Le SPF FINANCES a rapidement défendu que cette disposition s’applique également au précompte professionnel, car celui-ci découle de la prestation réalisée par le travailleur. Ainsi, le SPF FINANCES défend la thèse suivant laquelle la disposition de l’article 49/1 LCE doit se lire comme s’appliquant non pas à la seule rémunération nette, mais à la rémunération brute.

Par un arrêt du 24 mars 2016, la Cour constitutionnelle semble avoir tranché la question au sujet du précompte professionnel.

Elle semble confirmer que la créance protégée par l’article 49/1 alinéa 4 LCE est la rémunération brute du travailleur, dont le précompte professionnel fait partie. Il est donc permis d’en  déduire que la même analyse pourrait également s’appliquer à la quote-part travailleurs (les 13,07%) des cotisations ONSS. Néanmoins, par un arrêt du 16 juin 2016, la Cour de Cassation (chambre néerlandophone) a confirmé que l’article 49/1 alinéa 4 LCE ne vise que les créances des travailleurs, à l’exclusion de la créance de l’État pour le paiement du précompte professionnel en lien avec les prestations de travail antérieures à l’ouverture de la procédure.

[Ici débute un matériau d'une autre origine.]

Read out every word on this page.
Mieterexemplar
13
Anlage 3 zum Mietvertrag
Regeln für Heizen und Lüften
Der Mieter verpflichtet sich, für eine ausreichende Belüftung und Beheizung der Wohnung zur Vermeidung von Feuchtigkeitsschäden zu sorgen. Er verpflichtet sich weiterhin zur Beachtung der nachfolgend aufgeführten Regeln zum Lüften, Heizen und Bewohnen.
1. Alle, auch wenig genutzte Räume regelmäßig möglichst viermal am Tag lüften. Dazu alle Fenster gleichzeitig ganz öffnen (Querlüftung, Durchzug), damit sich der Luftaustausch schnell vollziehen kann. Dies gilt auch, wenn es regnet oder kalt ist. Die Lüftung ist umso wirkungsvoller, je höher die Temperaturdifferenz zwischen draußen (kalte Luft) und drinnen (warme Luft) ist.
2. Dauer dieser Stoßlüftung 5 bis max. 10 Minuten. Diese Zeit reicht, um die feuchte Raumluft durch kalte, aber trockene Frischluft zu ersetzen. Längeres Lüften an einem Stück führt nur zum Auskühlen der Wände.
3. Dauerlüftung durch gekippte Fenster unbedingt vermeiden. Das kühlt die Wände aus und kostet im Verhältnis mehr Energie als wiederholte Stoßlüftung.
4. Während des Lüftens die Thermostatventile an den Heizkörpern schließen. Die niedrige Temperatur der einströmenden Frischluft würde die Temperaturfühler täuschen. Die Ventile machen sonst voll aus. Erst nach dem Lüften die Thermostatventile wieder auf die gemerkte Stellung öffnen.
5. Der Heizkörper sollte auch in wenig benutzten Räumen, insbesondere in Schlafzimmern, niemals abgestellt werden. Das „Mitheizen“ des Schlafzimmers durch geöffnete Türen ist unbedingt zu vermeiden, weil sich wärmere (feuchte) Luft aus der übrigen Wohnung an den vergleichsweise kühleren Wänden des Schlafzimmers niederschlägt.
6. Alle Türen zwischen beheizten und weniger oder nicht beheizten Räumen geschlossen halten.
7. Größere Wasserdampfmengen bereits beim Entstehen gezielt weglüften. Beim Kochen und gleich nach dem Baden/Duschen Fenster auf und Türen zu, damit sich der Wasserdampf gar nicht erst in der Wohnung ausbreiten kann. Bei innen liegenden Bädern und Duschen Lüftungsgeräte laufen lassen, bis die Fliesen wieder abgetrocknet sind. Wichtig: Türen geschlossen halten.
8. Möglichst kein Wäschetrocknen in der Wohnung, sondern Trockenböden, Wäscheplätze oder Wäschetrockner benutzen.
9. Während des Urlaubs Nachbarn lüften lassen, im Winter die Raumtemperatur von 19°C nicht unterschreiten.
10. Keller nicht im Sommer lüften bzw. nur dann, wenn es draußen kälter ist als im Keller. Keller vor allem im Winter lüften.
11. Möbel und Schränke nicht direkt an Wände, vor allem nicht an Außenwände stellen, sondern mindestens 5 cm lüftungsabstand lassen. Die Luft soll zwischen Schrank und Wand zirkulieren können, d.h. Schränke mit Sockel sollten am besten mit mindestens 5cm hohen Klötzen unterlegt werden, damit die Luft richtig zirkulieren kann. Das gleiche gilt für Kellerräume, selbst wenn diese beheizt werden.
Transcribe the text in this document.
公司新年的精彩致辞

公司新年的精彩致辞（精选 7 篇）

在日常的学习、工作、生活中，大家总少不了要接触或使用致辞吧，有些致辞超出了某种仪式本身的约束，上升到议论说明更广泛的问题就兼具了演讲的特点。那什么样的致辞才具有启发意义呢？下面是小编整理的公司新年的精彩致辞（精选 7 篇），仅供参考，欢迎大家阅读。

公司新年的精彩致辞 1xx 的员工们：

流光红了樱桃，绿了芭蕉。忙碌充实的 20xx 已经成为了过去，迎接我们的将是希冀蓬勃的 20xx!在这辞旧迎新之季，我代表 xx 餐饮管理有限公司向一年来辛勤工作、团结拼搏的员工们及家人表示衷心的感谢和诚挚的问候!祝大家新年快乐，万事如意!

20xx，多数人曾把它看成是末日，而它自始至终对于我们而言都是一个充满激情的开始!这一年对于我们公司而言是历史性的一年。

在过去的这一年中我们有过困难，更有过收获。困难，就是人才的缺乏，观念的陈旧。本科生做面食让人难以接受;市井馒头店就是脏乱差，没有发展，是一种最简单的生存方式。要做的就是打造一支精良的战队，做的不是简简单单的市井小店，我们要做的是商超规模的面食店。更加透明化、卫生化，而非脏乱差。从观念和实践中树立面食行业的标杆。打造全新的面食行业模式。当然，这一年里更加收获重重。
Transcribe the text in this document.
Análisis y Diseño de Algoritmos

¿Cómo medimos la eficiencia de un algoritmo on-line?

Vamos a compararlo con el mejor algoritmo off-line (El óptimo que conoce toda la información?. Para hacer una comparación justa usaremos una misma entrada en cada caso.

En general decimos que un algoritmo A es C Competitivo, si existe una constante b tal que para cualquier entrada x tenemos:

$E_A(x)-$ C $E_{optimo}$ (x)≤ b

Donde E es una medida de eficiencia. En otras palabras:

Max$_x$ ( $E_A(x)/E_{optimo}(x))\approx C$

Nous constatons à présent que l’ONSS n’entend pas en rester là. Sur base de l’arrêt de la Cour Constitutionnelle, il soutient que le bénéfice de l’article 49/1 alinéa 4 LCE doit s’étendre aussi à la quote-part patronale des cotisations dans la mesure où celle-ci découle de la prestation réalisée par le travailleur. Sans prestation de travail, pas de cotisation sociale due…

Cette position extensive est critiquable, car :

  • elle serait contraire à la volonté du législateur qui, par l’adoption de l’article 49/1 alinéa 4 LCE, vise uniquement à défendre les intérêts des travailleurs. Or, le non-paiement des cotisations patronales est sans influence sur les droits du travailleur. Elle est également contraire à la position de la Cour de Cassation (chambre néerlandophone) dans son dernier arrêt.

 

  • La quote-part patronale des cotisations sociales ne fait pas partie de la rémunération du travailleur au sens de l’article 2 de la loi 12 avril 1965 sur la protection du travailleur. Cette cotisation patronale est un effet de la loi sur la sécurité sociale des travailleurs.
  • Ce raisonnement (basé sur la théorie de l’accessoire) aboutirait à ce que toutes les créances issues d’une prestation de travail entrent dans le champ d’application de l’article 49/1 alinéa 4 LCE (par exemple, des primes d’assurance-loi impayées , …).

 

Cette loi n’a donc pas fini de faire parler d’elle en raison des imprécisions qu’elle contient et des controverses - tant en doctrine qu’en jurisprudence- qu’elle suscite. De ce fait, il devient de plus en plus périlleux pour les débiteurs et les praticiens de se lancer dans cette procédure truffée de chausse-trappes.